TL;DR : La co-consommation se distingue par le partage des frais pour un service que le prestataire utilise lui-même avec les bénéficiaires. Si cette condition n’est pas remplie, ou si le montant demandé dépasse les coûts directs, l’activité devient un service personnel et le revenu est imposable selon le droit commun. Les personnes morales ou les particuliers agissant dans un cadre professionnel en sont exclus.
Définition et cadre de la co-consommation
La co-consommation désigne une activité où un particulier partage avec d’autres les frais liés à un service qu’il utilise également. Cette condition est cumulative : le prestataire doit être lui-même bénéficiaire du service pour que l’activité soit considérée comme de la co-consommation.
Exclusion du cadre de la co-consommation
Ne sont pas éligibles à ce régime les revenus perçus par :
- les personnes morales ;
- les personnes physiques agissant dans le cadre de leur entreprise ou en lien direct avec leur activité professionnelle.
Limites financières et nature de l’activité
Si le montant demandé par le prestataire dépasse les coûts directs engagés pour la prestation (hors sa propre part), l’activité sort du cadre de la co-consommation et devient un service personnel. Cela s’applique notamment au covoiturage, à l’organisation de repas partagés (co-cooking) ou aux sorties en mer.
Conséquences fiscales en cas de non-respect des critères
Lorsque les critères de la co-consommation ne sont pas respectés, le revenu réalisé constitue un bénéfice imposable selon les règles de droit commun applicables à la cédule d’imposition correspondante.

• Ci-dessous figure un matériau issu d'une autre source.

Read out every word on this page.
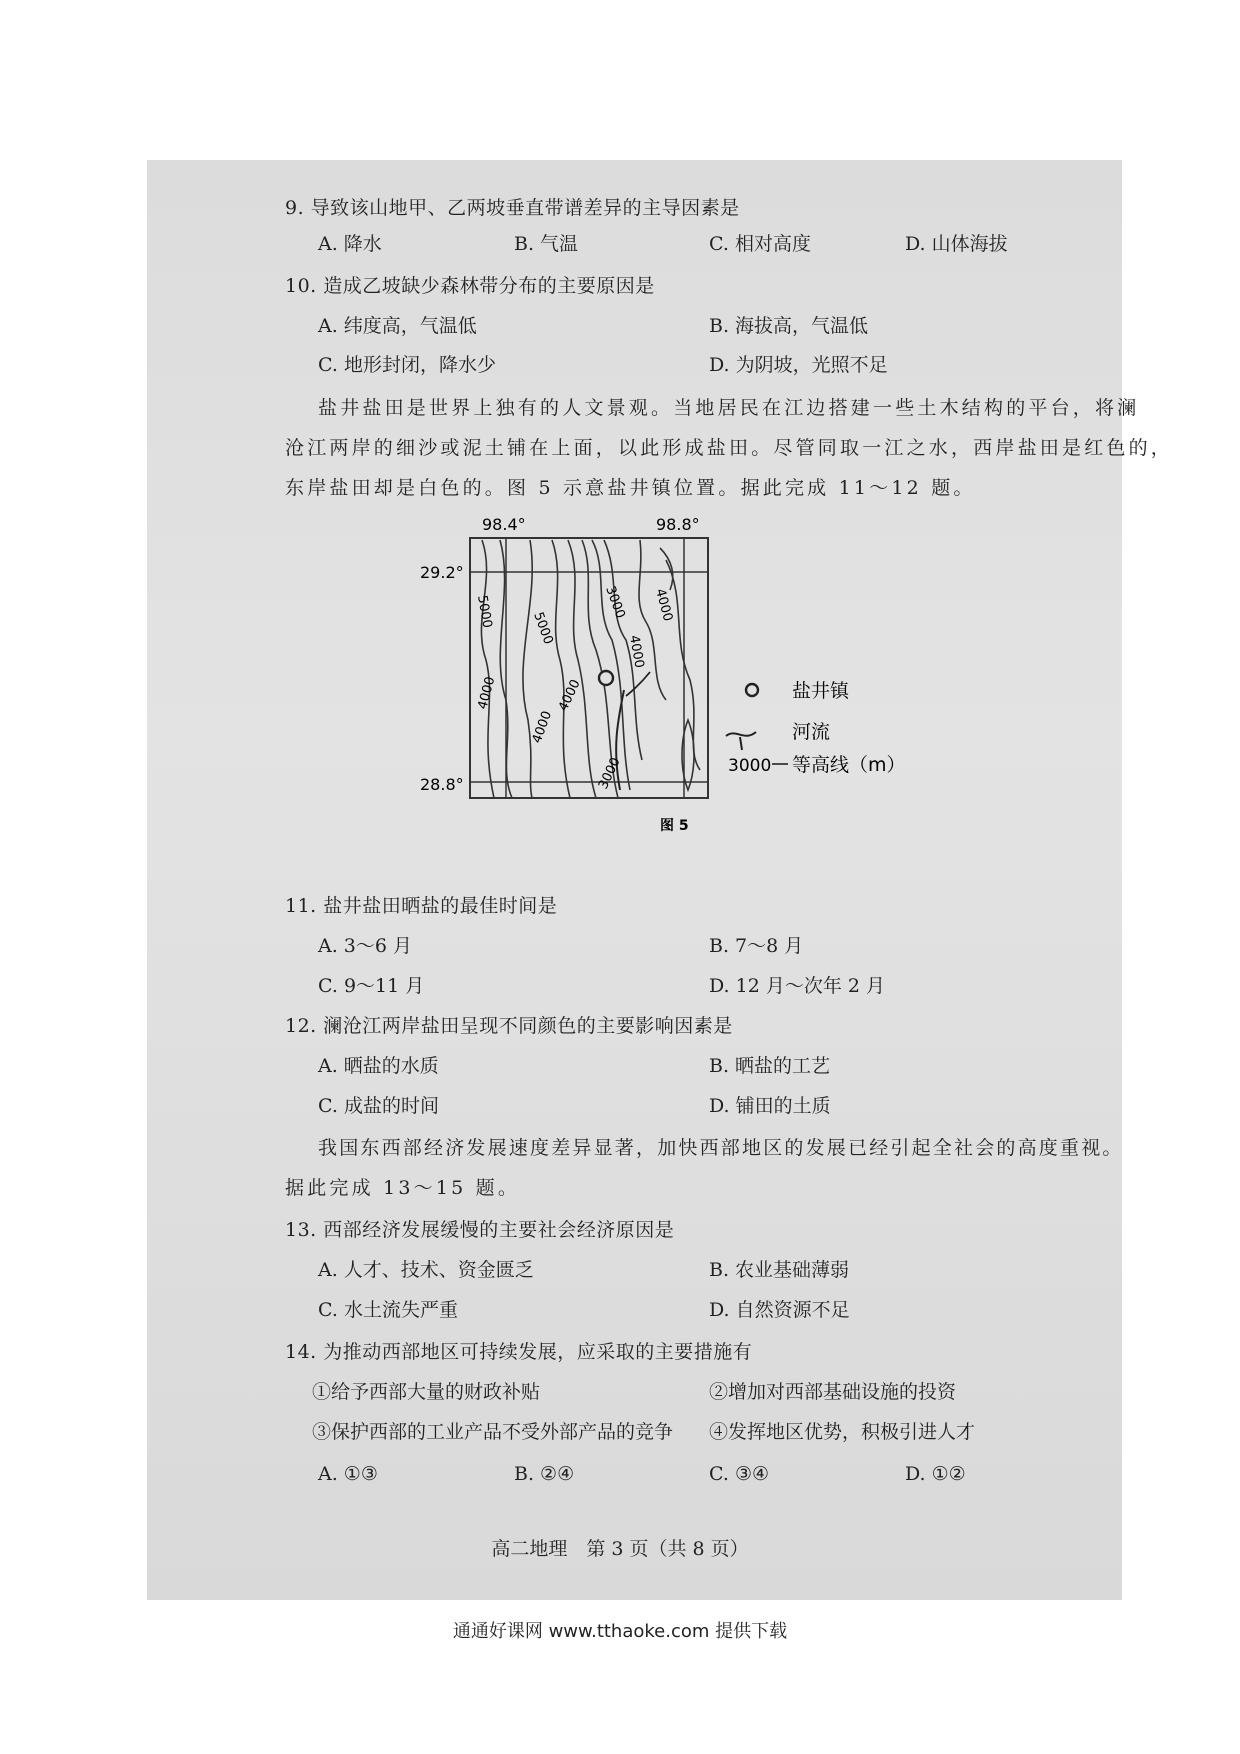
9. 导致该山地甲、乙两坡垂直带谱差异的主导因素是
A. 降水	B. 气温	C. 相对高度	D. 山体海拔
10. 造成乙坡缺少森林带分布的主要原因是
A. 纬度高，气温低	B. 海拔高，气温低
C. 地形封闭，降水少	D. 为阴坡，光照不足
盐井盐田是世界上独有的人文景观。当地居民在江边搭建一些土木结构的平台，将澜
沧江两岸的细沙或泥土铺在上面，以此形成盐田。尽管同取一江之水，西岸盐田是红色的，
东岸盐田却是白色的。图 5 示意盐井镇位置。据此完成 11～12 题。
98.4°	98.8°
29.2°
28.8°
5000	5000
3000 4000
4000
4000
4000
4000
3000
盐井镇
河流
3000 等高线（m）
图 5
11. 盐井盐田晒盐的最佳时间是
A. 3～6 月	B. 7～8 月
C. 9～11 月	D. 12 月～次年 2 月
12. 澜沧江两岸盐田呈现不同颜色的主要影响因素是
A. 晒盐的水质	B. 晒盐的工艺
C. 成盐的时间	D. 铺田的土质
我国东西部经济发展速度差异显著，加快西部地区的发展已经引起全社会的高度重视。
据此完成 13～15 题。
13. 西部经济发展缓慢的主要社会经济原因是
A. 人才、技术、资金匮乏	B. 农业基础薄弱
C. 水土流失严重	D. 自然资源不足
14. 为推动西部地区可持续发展，应采取的主要措施有
①给予西部大量的财政补贴	②增加对西部基础设施的投资
③保护西部的工业产品不受外部产品的竞争 ④发挥地区优势，积极引进人才
A. ①③	B. ②④	C. ③④	D. ①②
高二地理　第 3 页（共 8 页）
通通好课网 www.tthaoke.com 提供下载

Obligations des plateformes numériques
Les opérateurs de plateformes de mise en relation transmettent les données des activités de co-consommation uniquement si :
- les transactions d’un utilisateur dépassent 3 000 € annuels ;
- et ce même utilisateur a réalisé au moins 20 transactions dans l’année.
Ces seuils s’apprécient par l’addition des opérations réalisées par une même personne sur une même plateforme pour des activités de prestations de service (incluant la co-consommation) et de ventes de biens.
Différences avec d’autres formes d’économie collaborative
Contrairement à d’autres modèles collaboratifs, la co-consommation exige que le prestataire soit également usager du service. Les autres formes peuvent impliquer la fourniture de services ou de biens sans que le prestataire en bénéficie directement, ce qui les soumet à des régimes fiscaux distincts.
Cas particuliers et précisions
Les prestations de service de transport accessibles au public et fournies sur la base d’horaires prédéfinis (transports en commun, trains, bus, etc.) n’entrent pas dans la définition d’un service personnel, car elles ne répondent pas à une demande particulière d’un utilisateur.